One can see, that we integrate the radiance. This is modified by applying the exponential function. The scattering is determined by using sine and cosine function. At the end we need to realize a multiplication. The whole algorithm was described by an abstract description language and simulated on a MASPAR [7] multi processor system. Here we have determined that each Smart Pixel processing element have to have 8 register and uses six of the eight elementary functions mentioned in Chap. 4.



Fig. 6. Screenshot of the X11 application processing volume data

In order to prove the correctness of the algorithm manipulating 3d data sets we have designed a simulation tool. Fig. 6 shows a screen shot of the X11 application.

Another application is a 3d image rotating and an image correlation procedure. There the required amount of calculations is huge enough because common systems require still more calculation time than it would be necessary to realize a real time processing.

## 9 Summary and Outlook

The major problems in the current VLSI design are restrictions of both the number of available pins and the off-chip communication speed. The current approach of increasing integration density of VLSI chips keeps these problems alive and still increases the difficulties. Due to physical reasons the ability of a high speed off-chip communication in the same range of the on-chip communication is very difficult to achieve. Optoelectronic 3D circuits based on Smart Pixel technologies offer a principle solution for the problems mentioned above.

In our paper we presented a multi chip approach based on Smart Pixel technology as well as a single chip solution. We determined the necessary chip areas by describing the hardware using a hardware description language and synthesizing these into transistor layouts. Using this information we were able to determine the performance in terms of throughput. Our systems outperforms existing systems, but has still less computing power than super computers. But we don't have such a high expenditure of hardware as it is necessary for common super computers.

The most spectacular result was the supremacy of the bit serial approach over the bit parallel method using a conditional sum adder and even over a method adding two numbers by applying a redundant number representation.

We outlined the theory of BICDIC and CORDIC algorithm because an adapted kind of these algorithm was applied in our approaches.
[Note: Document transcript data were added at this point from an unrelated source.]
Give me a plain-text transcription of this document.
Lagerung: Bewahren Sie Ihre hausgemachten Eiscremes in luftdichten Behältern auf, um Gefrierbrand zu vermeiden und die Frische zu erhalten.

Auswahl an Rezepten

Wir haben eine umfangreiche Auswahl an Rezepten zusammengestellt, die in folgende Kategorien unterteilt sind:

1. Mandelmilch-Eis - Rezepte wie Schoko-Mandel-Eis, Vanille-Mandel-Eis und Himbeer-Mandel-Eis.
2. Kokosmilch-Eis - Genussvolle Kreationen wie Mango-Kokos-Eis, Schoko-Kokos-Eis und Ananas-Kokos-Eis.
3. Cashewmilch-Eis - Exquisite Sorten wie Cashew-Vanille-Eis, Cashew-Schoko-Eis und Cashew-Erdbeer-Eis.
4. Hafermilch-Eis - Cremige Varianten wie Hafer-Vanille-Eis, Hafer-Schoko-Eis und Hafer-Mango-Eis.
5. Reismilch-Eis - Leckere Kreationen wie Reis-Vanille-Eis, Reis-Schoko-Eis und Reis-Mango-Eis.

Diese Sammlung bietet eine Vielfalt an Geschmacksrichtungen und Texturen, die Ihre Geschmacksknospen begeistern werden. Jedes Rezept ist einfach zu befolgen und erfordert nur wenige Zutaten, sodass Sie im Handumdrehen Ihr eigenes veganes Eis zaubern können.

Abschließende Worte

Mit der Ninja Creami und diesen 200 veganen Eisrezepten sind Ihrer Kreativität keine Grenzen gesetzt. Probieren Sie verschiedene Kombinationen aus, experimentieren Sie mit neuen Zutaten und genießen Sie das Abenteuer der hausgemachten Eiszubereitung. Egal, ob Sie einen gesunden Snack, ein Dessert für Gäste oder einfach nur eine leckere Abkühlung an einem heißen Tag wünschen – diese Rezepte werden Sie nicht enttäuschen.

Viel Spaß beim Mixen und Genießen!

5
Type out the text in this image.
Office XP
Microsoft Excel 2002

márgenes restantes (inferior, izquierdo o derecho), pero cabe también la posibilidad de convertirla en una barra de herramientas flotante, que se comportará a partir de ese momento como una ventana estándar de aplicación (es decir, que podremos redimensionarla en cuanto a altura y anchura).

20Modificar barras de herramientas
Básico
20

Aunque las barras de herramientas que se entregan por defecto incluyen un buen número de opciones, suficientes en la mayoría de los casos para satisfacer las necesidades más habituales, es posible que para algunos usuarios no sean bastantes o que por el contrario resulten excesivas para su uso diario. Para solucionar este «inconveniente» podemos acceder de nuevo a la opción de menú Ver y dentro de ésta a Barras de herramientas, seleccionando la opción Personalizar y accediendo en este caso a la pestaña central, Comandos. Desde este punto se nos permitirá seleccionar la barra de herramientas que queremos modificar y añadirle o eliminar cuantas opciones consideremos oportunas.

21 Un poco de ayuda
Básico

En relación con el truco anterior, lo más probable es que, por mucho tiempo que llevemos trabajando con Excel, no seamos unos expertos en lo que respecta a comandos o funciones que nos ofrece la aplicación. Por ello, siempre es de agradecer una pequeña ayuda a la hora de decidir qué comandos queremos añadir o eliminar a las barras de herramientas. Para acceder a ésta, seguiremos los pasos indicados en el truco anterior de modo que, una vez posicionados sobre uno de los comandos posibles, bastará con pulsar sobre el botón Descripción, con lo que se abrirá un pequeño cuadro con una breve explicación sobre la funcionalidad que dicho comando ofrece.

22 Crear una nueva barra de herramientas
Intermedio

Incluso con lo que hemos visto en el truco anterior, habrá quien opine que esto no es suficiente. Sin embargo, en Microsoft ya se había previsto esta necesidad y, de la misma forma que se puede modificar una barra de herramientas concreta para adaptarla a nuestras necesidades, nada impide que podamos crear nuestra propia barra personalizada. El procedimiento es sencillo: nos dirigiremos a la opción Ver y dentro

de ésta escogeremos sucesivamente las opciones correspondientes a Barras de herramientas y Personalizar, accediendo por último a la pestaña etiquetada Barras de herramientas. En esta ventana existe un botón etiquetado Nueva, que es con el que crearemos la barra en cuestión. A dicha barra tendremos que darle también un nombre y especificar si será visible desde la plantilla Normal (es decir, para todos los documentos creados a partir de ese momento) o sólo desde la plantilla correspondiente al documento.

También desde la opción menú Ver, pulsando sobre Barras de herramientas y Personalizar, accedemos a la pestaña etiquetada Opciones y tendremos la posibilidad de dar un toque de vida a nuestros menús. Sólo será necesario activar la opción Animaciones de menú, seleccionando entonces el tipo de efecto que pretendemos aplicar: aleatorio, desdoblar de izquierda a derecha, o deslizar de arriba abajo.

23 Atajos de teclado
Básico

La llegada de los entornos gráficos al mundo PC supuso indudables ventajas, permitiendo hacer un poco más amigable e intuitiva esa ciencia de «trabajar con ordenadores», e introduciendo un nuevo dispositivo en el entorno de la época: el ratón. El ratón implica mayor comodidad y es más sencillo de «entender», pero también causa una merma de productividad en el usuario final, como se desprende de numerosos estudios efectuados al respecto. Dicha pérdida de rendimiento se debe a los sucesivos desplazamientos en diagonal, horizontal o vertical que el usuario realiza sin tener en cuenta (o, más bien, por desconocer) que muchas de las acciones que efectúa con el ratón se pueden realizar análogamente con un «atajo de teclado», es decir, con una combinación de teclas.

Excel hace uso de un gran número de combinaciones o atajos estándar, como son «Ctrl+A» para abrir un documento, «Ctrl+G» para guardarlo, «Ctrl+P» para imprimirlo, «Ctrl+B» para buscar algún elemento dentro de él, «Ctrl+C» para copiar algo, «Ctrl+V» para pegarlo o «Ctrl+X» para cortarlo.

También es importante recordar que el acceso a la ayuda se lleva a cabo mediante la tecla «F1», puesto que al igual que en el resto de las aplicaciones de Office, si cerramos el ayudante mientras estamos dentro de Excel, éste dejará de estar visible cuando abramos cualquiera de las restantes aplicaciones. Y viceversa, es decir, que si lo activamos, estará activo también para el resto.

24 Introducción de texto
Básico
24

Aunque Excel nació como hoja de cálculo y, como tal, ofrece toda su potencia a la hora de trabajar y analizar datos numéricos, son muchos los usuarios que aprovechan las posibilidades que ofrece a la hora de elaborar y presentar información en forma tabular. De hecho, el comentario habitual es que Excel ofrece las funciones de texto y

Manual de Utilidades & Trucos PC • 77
We have finished our paper by presenting a volume rendering application in the field of medical image processing.

## References

- G.E. Moore. Some Personal Perspectives on Research in the Semiconductor Industry. In A. Rosenbloom, S. Richard, and J.W. Spencer, editors, *Engines of Innovation*, pages 165–174. Harvard Business School Press, 1996.
- [2] D. K. Ferry, L. A. Akers, and E. W. Greeneich. Ultra Large Scale Integrated Microelectronics. Prentice Hall, Englewood Cliffs, New Jersey, 1988.
- [3] D. Fey and W. Erhard. Algorithms for High–Performance Computing with Smart Pixels. In G.A. Lampropoulos et al., editors, *Applications of Photonic Technology*, pages 97–100, New York, 1995. Plenum Press.
- [4] J. Walther. A unified algorithm for elementary functions. In *Joint Computer Conference Proc.*, volume 38, 1971.
- Jean Duprat and Jean-Michel Muller. The CORDIC ALgorithm: New Results for Fast VLSI Implementation. *IEEE Transactions on Computers*, 42(2):168–177, February 1993.
- [6] D. Fey, B. Kasche, C. Burkert, and O. Tschäche. A specification for a reconfigurable optoelectronic VLSI processor suitable for digital signal processing. *Applied Optics*, 37(2):284–295, January 1998.
- [7] The mention of brand names in this paper is for information purposes only and does not constitude an endorsement of the product by the authors or their institutions.
- [8] S. Chandrasekhar. Radiative Transfer. Oxford University Press, Dover, N.Y., 1960.